Mondema village, Kenema, Sierra Leone.
Communities surviving exploitation/extraction worldwide.

How many months are required for the project idea? (500 characters)

24

Did you submit this idea to our 2017 BridgeBuilder Challenge? (Y/N)

  • No

13 comments

Join the conversation:

Comment
Photo of Proterra
Team

Vidhya Shanker you have a very unique holistic project that reflects and addresses beautifully the necessities of the community. I have a small question, who leads the formation processes with the children and the activities at the lab.
Congratulations on a wonderful idea!

Photo of Vidhya Shanker
Team

Thanks for your comments and question. If I'm understanding correctly, you are wondering who leads and is involved in the early childhood education? We have recruited, selected, and begun training 9 young adults (slightly more than half men) who have a passion for children and who have completed secondary school but have no other educational or income generation opportunities within the village. They are the teachers. Sierra Leone Foundation for New Democracy is underwriting their post-secondary education in early childhood education. They are supported by staff and elders in each classroom, and supervised by a woman with the necessary background locally.

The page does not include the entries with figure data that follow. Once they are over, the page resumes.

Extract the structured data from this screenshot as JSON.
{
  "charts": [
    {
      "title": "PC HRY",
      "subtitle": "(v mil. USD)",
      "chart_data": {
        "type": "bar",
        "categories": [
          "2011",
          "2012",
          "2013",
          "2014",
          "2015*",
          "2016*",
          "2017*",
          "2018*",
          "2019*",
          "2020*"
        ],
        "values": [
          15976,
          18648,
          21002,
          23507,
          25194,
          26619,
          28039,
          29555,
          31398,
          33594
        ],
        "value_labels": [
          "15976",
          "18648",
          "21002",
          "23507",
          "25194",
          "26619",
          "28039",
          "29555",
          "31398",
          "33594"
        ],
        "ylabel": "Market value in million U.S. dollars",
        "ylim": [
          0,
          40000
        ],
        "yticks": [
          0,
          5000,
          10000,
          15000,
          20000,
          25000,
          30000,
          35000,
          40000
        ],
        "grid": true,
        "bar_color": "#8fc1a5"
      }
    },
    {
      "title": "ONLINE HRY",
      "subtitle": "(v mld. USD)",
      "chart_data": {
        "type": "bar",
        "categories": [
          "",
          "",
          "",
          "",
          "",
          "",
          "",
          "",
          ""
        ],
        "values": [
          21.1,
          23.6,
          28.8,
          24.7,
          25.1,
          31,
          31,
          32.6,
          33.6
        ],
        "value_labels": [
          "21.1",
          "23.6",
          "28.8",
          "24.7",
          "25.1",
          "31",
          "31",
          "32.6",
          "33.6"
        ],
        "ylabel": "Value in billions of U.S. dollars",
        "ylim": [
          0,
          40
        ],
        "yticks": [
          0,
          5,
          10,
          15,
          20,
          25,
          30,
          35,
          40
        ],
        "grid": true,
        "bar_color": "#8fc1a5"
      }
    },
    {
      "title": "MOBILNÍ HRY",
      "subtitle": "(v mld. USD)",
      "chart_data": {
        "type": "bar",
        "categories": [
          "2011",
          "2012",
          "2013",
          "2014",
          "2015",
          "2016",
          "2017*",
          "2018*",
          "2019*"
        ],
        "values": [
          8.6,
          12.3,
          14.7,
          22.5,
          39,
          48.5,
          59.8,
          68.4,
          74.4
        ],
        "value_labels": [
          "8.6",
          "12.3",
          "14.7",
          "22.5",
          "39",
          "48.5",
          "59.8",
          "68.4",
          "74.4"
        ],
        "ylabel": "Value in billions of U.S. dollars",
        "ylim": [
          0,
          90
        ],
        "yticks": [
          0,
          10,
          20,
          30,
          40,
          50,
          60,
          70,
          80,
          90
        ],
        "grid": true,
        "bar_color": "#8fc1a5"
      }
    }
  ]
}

Two volunteers and two board members who have backgrounds in early childhood education--including with children who have experienced trauma and who have special needs--have contributed much to this effort. Still, our curriculum is emerging from the villagers themselves and involves much time interacting nonviolently with each other and the natural environment. While we have been reviewing literature and associating ourselves with international bodies like OMEP, we are relying on locals to help us make the relevant connections among--for example--the sustainable use of plant fibers through the cultural practice of basket weaving, which is bring lost thanks to the availability of (toxic) plastics. It is a single activity that involves botany, math, art (color/ pattern/ texture/ shape), fine motor skills, etc. In addition to being meditative and communal, basket weaving can generate containers that can be used and/ or that can be sold to generate income. Elders would lead the basket weaving instruction.

Let me know if this answers your question, if you have any others, and if you have any ideas./ resources/ etc.